I was happy to see John Cena coming back since he was probably my favourite part of the last movie and is once again my favourite part of this one. John Cena is very aware of his persona being a stereotypical tough guy that is actually a loveable dork and he absolutely plays into that.

If you’re a fan of the Fast and Furious films, this one is a love letter for you because there are a lot of callbacks to the previous films, almost absurdly so. There’s a portion where Scott Eastwood practically lays out the history of the entire series- to which I was thinking, ‘Yeah, we’re watching the 10th movie, I think at this point we’re all in for the long haul..’.

The problem is that doing that history lesson made the series feel rather stale. I couldn’t help but notice that there were no real new ideas put in here. I could look back and think the stuff in one film was very similar to another. It’s almost as if now they’ve gone to space there is absolutely nothing left to do, and the script feels very much on autopilot. As a result, my experience felt very passive.

I also have very mixed feelings about Jason Momoa. I like him as an actor but it seems like the direction he has been given is to ham it up for all he is worth. The costume department also decided to give him the most eccentric outfits possible. They do a good job of making him a badass villain but they have to push him so far that you’re almost thinking there is no way that this time the villain is going to join the good side. If anything, his personality reminded me of wrestler Seth Rollins, since he does a very similar act in the ring- an eccentrically dressed egomaniac. This makes me wonder if Seth had been approached for the role at some point but turned it down. Mind you, if Seth Rollins had done it I would have said he was just playing himself.

I also found it rather bizarre that the film has such a long runtime. This film feels like it’s moving to a climax almost constantly only to pull the rug. It never quite knows when it’s going to end, and since it’s leading into Fast 11 it can’t really do so. I’m beginning to have a problem with these Part 1 & 2 types of films. The only time I feel like it was done right was with Stephen King’s IT, and that was because they did a good job of making you feel like each movie was a complete film in itself. I would also say the last two Avengers movies but that was because Infinity War had such a big cliffhanger that it demanded your attention. I had a feeling of Hunger Games: Mockingjay with this one because I had no idea why this wasn’t just one film.

Of course, I’ll have to wait until Fast 11 actually comes out before I come to a conclusion. As a result, it’s hard to review this movie since I really only got half of the story at this point.

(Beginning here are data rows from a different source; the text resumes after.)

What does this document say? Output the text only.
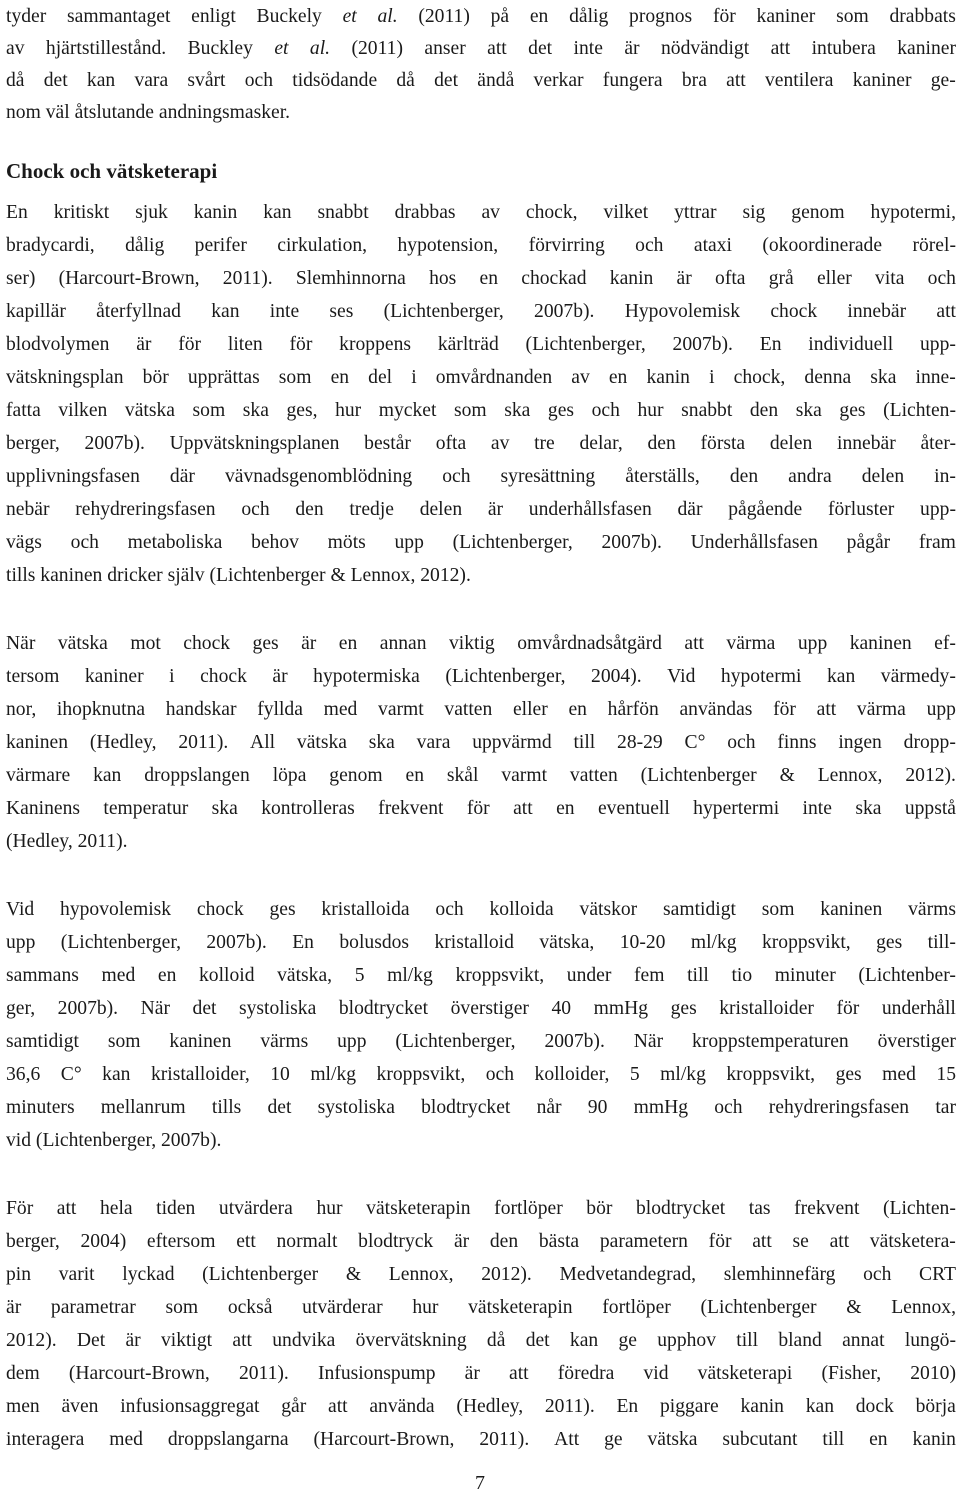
tyder sammantaget enligt Buckely et al. (2011) på en dålig prognos för kaniner som drabbats
av hjärtstillestånd. Buckley et al. (2011) anser att det inte är nödvändigt att intubera kaniner
då det kan vara svårt och tidsödande då det ändå verkar fungera bra att ventilera kaniner ge-
nom väl åtslutande andningsmasker.
Chock och vätsketerapi
En kritiskt sjuk kanin kan snabbt drabbas av chock, vilket yttrar sig genom hypotermi,
bradycardi, dålig perifer cirkulation, hypotension, förvirring och ataxi (okoordinerade rörel-
ser) (Harcourt-Brown, 2011). Slemhinnorna hos en chockad kanin är ofta grå eller vita och
kapillär återfyllnad kan inte ses (Lichtenberger, 2007b). Hypovolemisk chock innebär att
blodvolymen är för liten för kroppens kärlträd (Lichtenberger, 2007b). En individuell upp-
vätskningsplan bör upprättas som en del i omvårdnanden av en kanin i chock, denna ska inne-
fatta vilken vätska som ska ges, hur mycket som ska ges och hur snabbt den ska ges (Lichten-
berger, 2007b). Uppvätskningsplanen består ofta av tre delar, den första delen innebär åter-
upplivningsfasen där vävnadsgenomblödning och syresättning återställs, den andra delen in-
nebär rehydreringsfasen och den tredje delen är underhållsfasen där pågående förluster upp-
vägs och metaboliska behov möts upp (Lichtenberger, 2007b). Underhållsfasen pågår fram
tills kaninen dricker själv (Lichtenberger & Lennox, 2012).
När vätska mot chock ges är en annan viktig omvårdnadsåtgärd att värma upp kaninen ef-
tersom kaniner i chock är hypotermiska (Lichtenberger, 2004). Vid hypotermi kan värmedy-
nor, ihopknutna handskar fyllda med varmt vatten eller en hårfön användas för att värma upp
kaninen (Hedley, 2011). All vätska ska vara uppvärmd till 28-29 C° och finns ingen dropp-
värmare kan droppslangen löpa genom en skål varmt vatten (Lichtenberger & Lennox, 2012).
Kaninens temperatur ska kontrolleras frekvent för att en eventuell hypertermi inte ska uppstå
(Hedley, 2011).
Vid hypovolemisk chock ges kristalloida och kolloida vätskor samtidigt som kaninen värms
upp (Lichtenberger, 2007b). En bolusdos kristalloid vätska, 10-20 ml/kg kroppsvikt, ges till-
sammans med en kolloid vätska, 5 ml/kg kroppsvikt, under fem till tio minuter (Lichtenber-
ger, 2007b). När det systoliska blodtrycket överstiger 40 mmHg ges kristalloider för underhåll
samtidigt som kaninen värms upp (Lichtenberger, 2007b). När kroppstemperaturen överstiger
36,6 C° kan kristalloider, 10 ml/kg kroppsvikt, och kolloider, 5 ml/kg kroppsvikt, ges med 15
minuters mellanrum tills det systoliska blodtrycket når 90 mmHg och rehydreringsfasen tar
vid (Lichtenberger, 2007b).
För att hela tiden utvärdera hur vätsketerapin fortlöper bör blodtrycket tas frekvent (Lichten-
berger, 2004) eftersom ett normalt blodtryck är den bästa parametern för att se att vätsketera-
pin varit lyckad (Lichtenberger & Lennox, 2012). Medvetandegrad, slemhinnefärg och CRT
är parametrar som också utvärderar hur vätsketerapin fortlöper (Lichtenberger & Lennox,
2012). Det är viktigt att undvika övervätskning då det kan ge upphov till bland annat lungö-
dem (Harcourt-Brown, 2011). Infusionspump är att föredra vid vätsketerapi (Fisher, 2010)
men även infusionsaggregat går att använda (Hedley, 2011). En piggare kanin kan dock börja
interagera med droppslangarna (Harcourt-Brown, 2011). Att ge vätska subcutant till en kanin
7
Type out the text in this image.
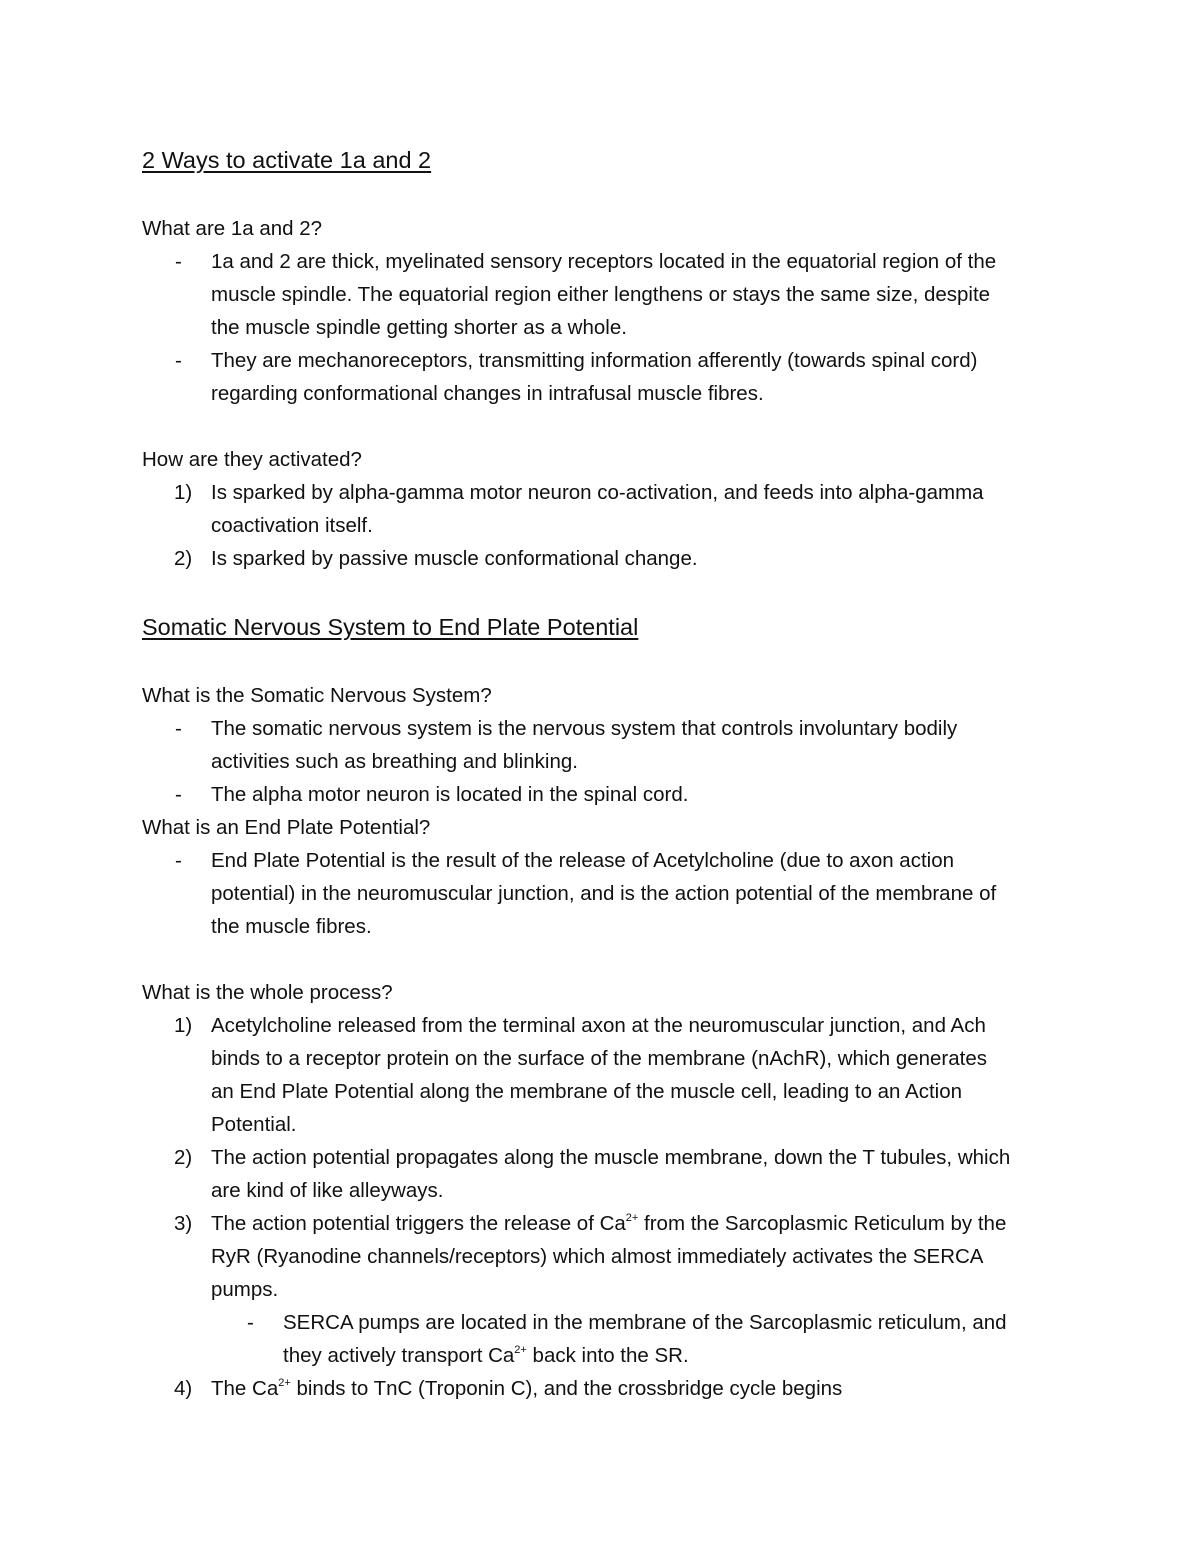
2 Ways to activate 1a and 2
What are 1a and 2?
- 1a and 2 are thick, myelinated sensory receptors located in the equatorial region of the
muscle spindle. The equatorial region either lengthens or stays the same size, despite
the muscle spindle getting shorter as a whole.
- They are mechanoreceptors, transmitting information afferently (towards spinal cord)
regarding conformational changes in intrafusal muscle fibres.
How are they activated?
1) Is sparked by alpha-gamma motor neuron co-activation, and feeds into alpha-gamma
coactivation itself.
2) Is sparked by passive muscle conformational change.
Somatic Nervous System to End Plate Potential
What is the Somatic Nervous System?
- The somatic nervous system is the nervous system that controls involuntary bodily
activities such as breathing and blinking.
- The alpha motor neuron is located in the spinal cord.
What is an End Plate Potential?
- End Plate Potential is the result of the release of Acetylcholine (due to axon action
potential) in the neuromuscular junction, and is the action potential of the membrane of
the muscle fibres.
What is the whole process?
1) Acetylcholine released from the terminal axon at the neuromuscular junction, and Ach
binds to a receptor protein on the surface of the membrane (nAchR), which generates
an End Plate Potential along the membrane of the muscle cell, leading to an Action
Potential.
2) The action potential propagates along the muscle membrane, down the T tubules, which
are kind of like alleyways.
3) The action potential triggers the release of $Ca^{2+}$ from the Sarcoplasmic Reticulum by the
RyR (Ryanodine channels/receptors) which almost immediately activates the SERCA
pumps.
- SERCA pumps are located in the membrane of the Sarcoplasmic reticulum, and
they actively transport $Ca^{2+}$ back into the SR.
4) The $Ca^{2+}$ binds to TnC (Troponin C), and the crossbridge cycle begins
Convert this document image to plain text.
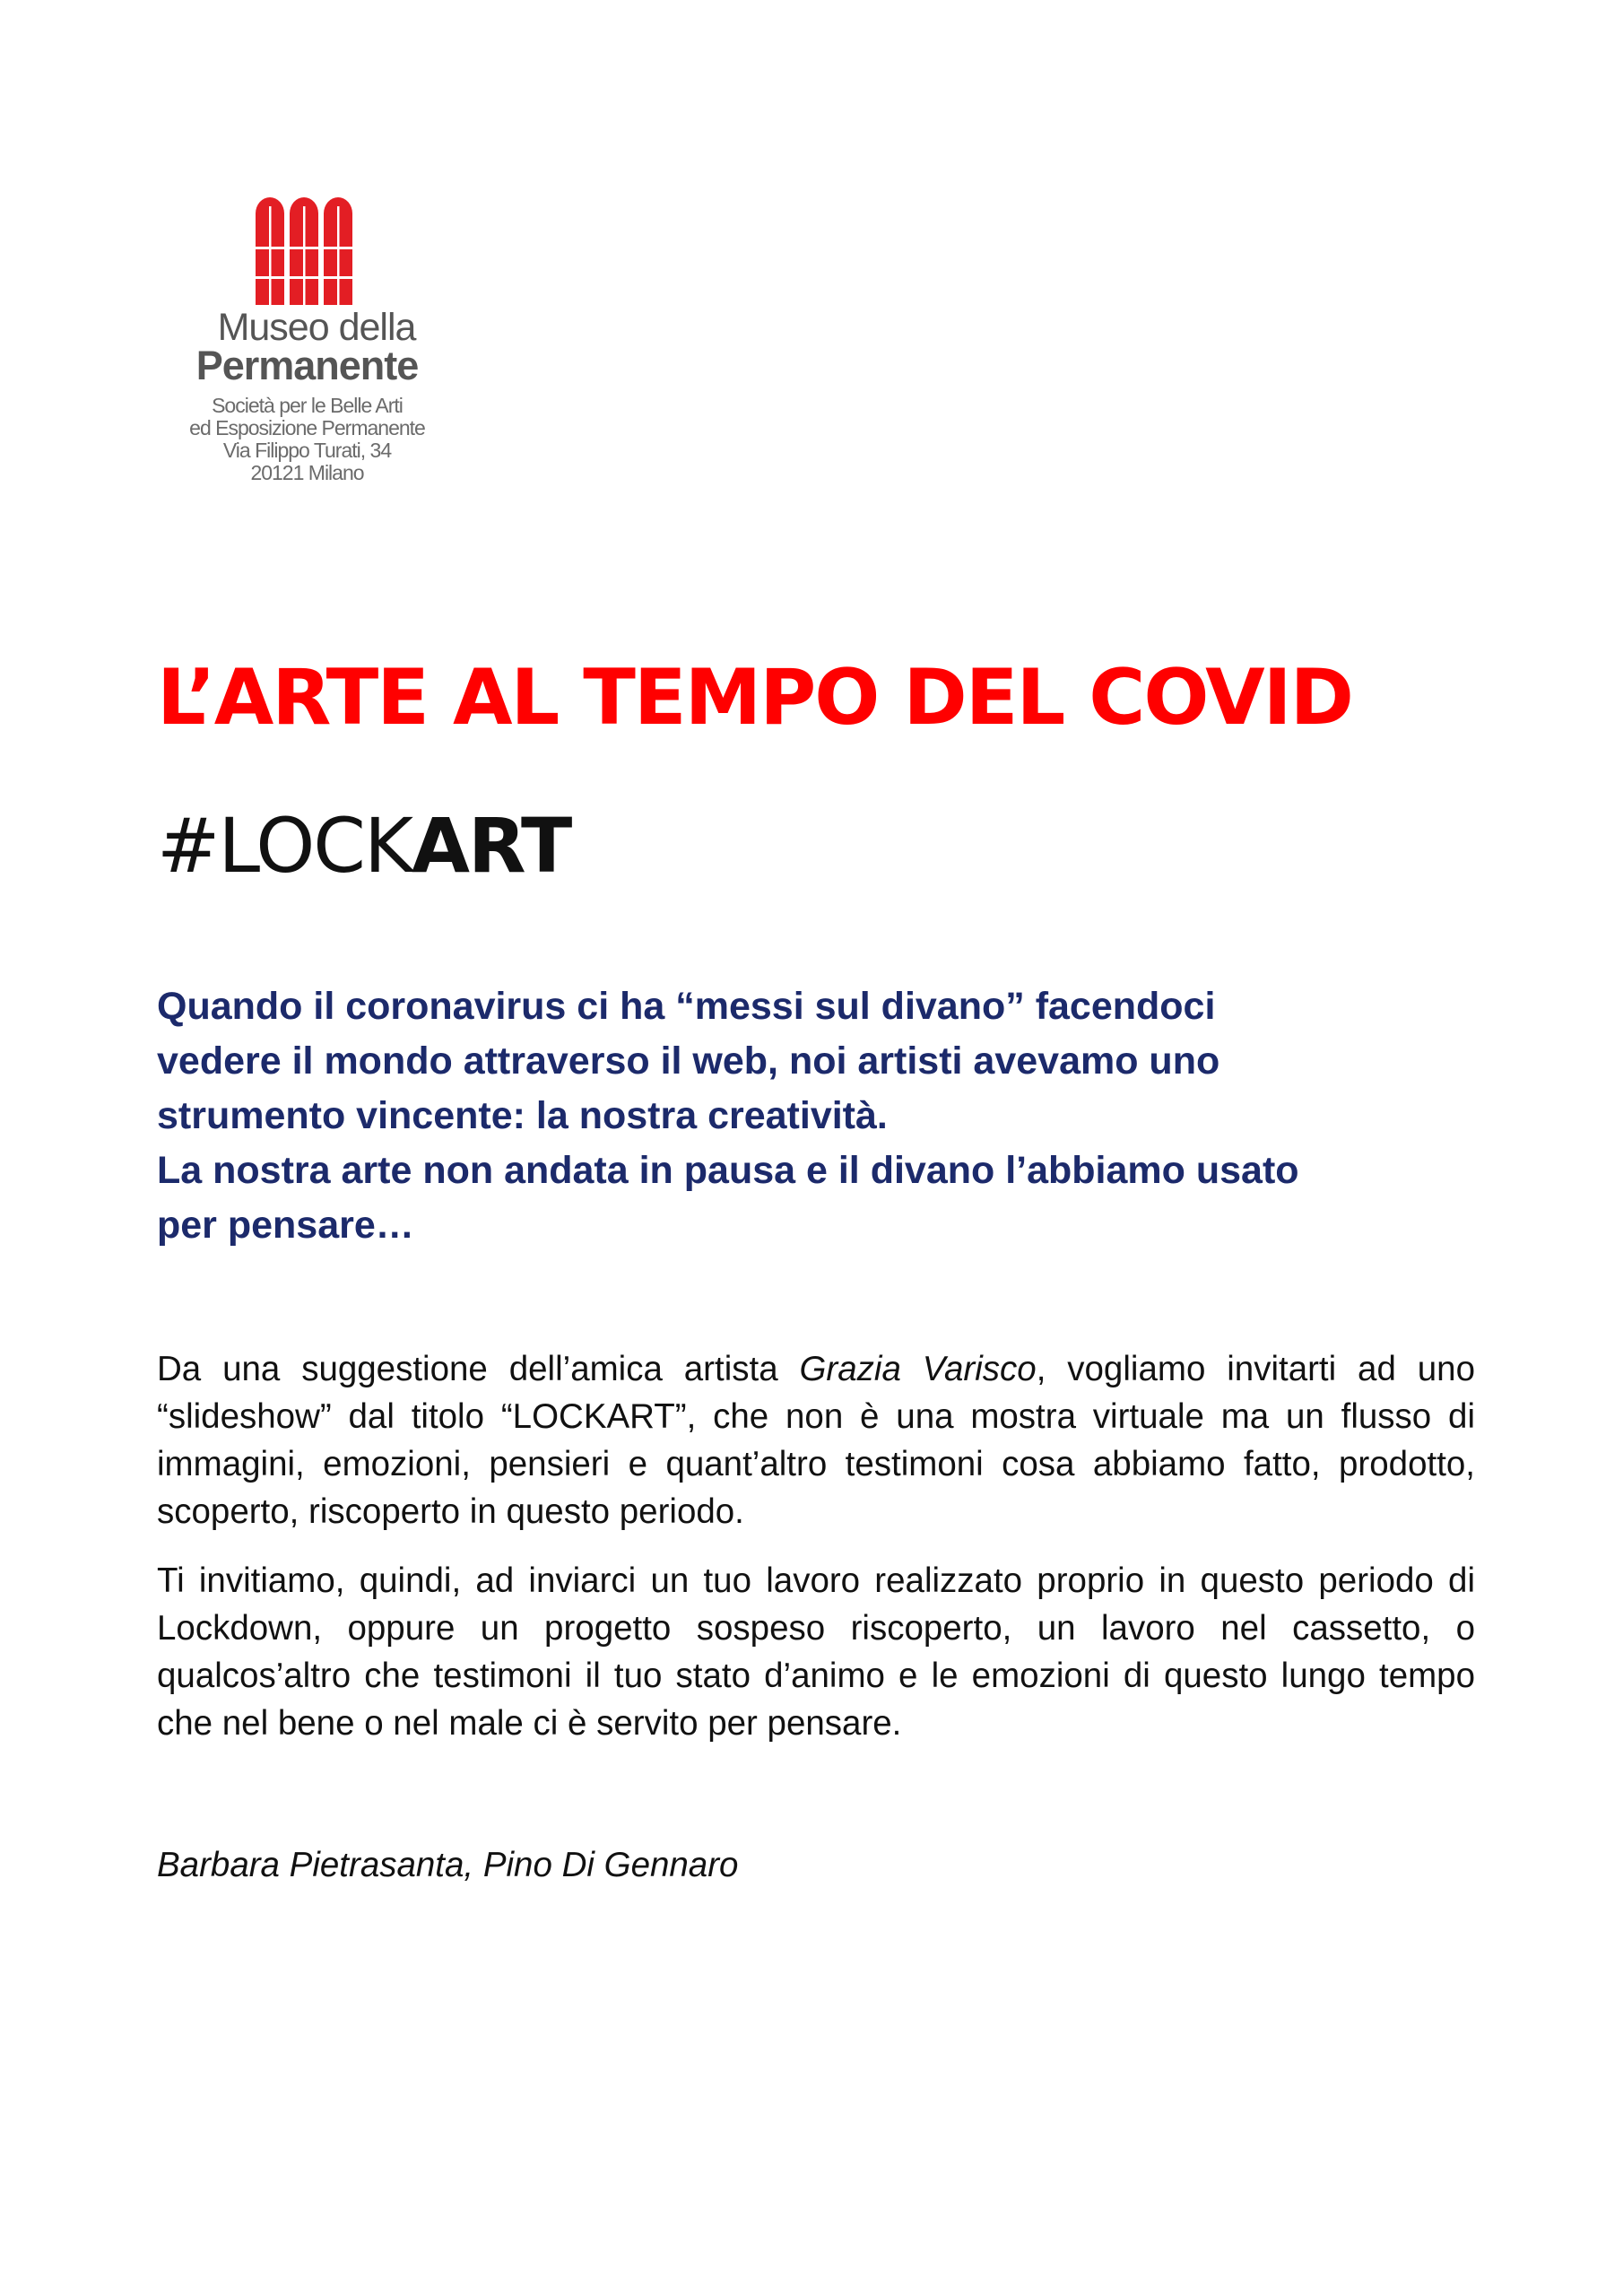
Museo della
Permanente
Società per le Belle Arti
ed Esposizione Permanente
Via Filippo Turati, 34
20121 Milano
L’ARTE AL TEMPO DEL COVID
#LOCKART
Quando il coronavirus ci ha “messi sul divano” facendoci
vedere il mondo attraverso il web, noi artisti avevamo uno
strumento vincente: la nostra creatività.
La nostra arte non andata in pausa e il divano l’abbiamo usato
per pensare…

Da una suggestione dell’amica artista Grazia Varisco, vogliamo invitarti ad uno “slideshow” dal titolo “LOCKART”, che non è una mostra virtuale ma un flusso di immagini, emozioni, pensieri e quant’altro testimoni cosa abbiamo fatto, prodotto, scoperto, riscoperto in questo periodo.

Ti invitiamo, quindi, ad inviarci un tuo lavoro realizzato proprio in questo periodo di Lockdown, oppure un progetto sospeso riscoperto, un lavoro nel cassetto, o qualcos’altro che testimoni il tuo stato d’animo e le emozioni di questo lungo tempo che nel bene o nel male ci è servito per pensare.

Barbara Pietrasanta, Pino Di Gennaro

Fast X is a really good movie if you enjoyed the previous ones, but it’s so by the numbers that at this point I’m just checked out. Because I need to give my full thoughts on this film, I have to tune into the conclusion next year. A lot of people like these films, and the audience I was with clearly enjoyed it, so it clearly hit all of the beats that the fans want. Stick around for the mid-credits scene, it’s actually a pretty good one.